I ragazzi che si sono fidati dello spazio d’ascolto lo hanno invece usato appieno proprio per la sua duplice valenza: lì dove avevano sperimentato malessere, sofferenza, inquietudine potevano anche occuparsi di loro stessi, pensare senza paura, esercitare una libertà nuova. Nel dirlo so di correre il rischio di usare espressioni che possono apparire enfatiche, ma mi preme sottolineare l’idea sana e formativa che nasce dentro l’istituzione scolastica quando decide di creare progetti in linea con il suo mandato originale, come ricordavo all’inizio della mia riflessione e a cui rimanda il nome che porta.

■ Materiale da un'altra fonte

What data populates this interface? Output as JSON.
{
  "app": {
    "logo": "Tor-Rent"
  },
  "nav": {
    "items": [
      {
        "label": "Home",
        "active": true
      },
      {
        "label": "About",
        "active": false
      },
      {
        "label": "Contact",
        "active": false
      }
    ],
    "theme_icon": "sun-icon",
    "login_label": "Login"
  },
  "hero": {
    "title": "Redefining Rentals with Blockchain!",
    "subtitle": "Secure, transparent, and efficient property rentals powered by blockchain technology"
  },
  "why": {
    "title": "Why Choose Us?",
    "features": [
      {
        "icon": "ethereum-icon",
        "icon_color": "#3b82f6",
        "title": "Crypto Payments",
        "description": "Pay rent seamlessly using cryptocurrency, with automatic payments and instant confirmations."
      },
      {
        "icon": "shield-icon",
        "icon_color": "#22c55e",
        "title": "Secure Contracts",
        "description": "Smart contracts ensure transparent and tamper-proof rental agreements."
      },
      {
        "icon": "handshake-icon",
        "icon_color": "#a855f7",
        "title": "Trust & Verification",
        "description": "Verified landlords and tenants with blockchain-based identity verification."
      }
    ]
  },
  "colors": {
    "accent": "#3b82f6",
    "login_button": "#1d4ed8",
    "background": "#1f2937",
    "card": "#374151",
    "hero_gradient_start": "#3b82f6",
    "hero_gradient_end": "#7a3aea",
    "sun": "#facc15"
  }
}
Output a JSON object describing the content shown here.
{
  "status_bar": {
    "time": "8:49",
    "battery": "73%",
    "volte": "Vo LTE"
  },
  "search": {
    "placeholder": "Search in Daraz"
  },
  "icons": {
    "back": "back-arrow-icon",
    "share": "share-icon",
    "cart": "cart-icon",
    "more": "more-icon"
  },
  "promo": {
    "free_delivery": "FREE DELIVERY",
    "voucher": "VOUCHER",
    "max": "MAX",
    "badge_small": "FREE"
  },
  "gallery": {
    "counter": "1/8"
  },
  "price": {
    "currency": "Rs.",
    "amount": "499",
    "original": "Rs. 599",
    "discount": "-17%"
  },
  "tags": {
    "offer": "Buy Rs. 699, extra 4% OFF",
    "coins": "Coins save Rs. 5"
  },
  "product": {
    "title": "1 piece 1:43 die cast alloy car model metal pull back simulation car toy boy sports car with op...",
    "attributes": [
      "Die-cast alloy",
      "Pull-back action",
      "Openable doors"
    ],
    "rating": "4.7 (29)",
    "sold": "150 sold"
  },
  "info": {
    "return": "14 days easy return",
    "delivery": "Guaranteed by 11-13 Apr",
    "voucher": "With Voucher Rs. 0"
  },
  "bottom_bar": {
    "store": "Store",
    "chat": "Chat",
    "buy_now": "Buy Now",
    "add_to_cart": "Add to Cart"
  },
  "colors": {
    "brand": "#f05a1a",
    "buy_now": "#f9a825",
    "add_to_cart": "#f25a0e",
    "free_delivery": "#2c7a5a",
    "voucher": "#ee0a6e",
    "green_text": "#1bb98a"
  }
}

Quando, a quel punto, entrambe le caratteristiche del mio ruolo venivano accettate e comprese, psicologa nella scuola e non della scuola o per la scuola, il lavoro vero poteva iniziare portando con sé tutti gli altri protagonisti della vita dei ragazzi: le loro famiglie, i coetanei, i sogni, le aspettative deluse, la ricerca quotidiana e profonda di sé stessi. Mi piace pensare che ognuno di loro abbia potuto trovare un’occasione per riprendere un dialogo interrotto, trasformando proprio quel malessere sperimentato lì dentro in una possibilità di crescita e quindi in una richiesta di formazione più sana in tutti gli ambiti della vita. A confortarmi in questo pensiero ci sono chiaramente le volte in cui mi è stato rimandato da loro stessi che stavano meglio e che erano contenti del percorso fatto; mentre per tutti coloro che forse avrebbero voluto chiedere aiuto ma sono stati fermati magari proprio dalla sfiducia di farlo dentro una scuola, mi aiuta il pensiero che almeno fin tanto che rimarranno all’interno di un vero “luogo di agio e riposo” potranno trovare le risorse per formulare le loro richieste migliori. Magari grazie all’amore per un grande filosofo o alla magia rivelatrice dei numeri, alla bellezza della storia dell’arte o alla potenza di una teoria scientifica, al senso d’infinito della poesia o alla disarmante attualità della storia.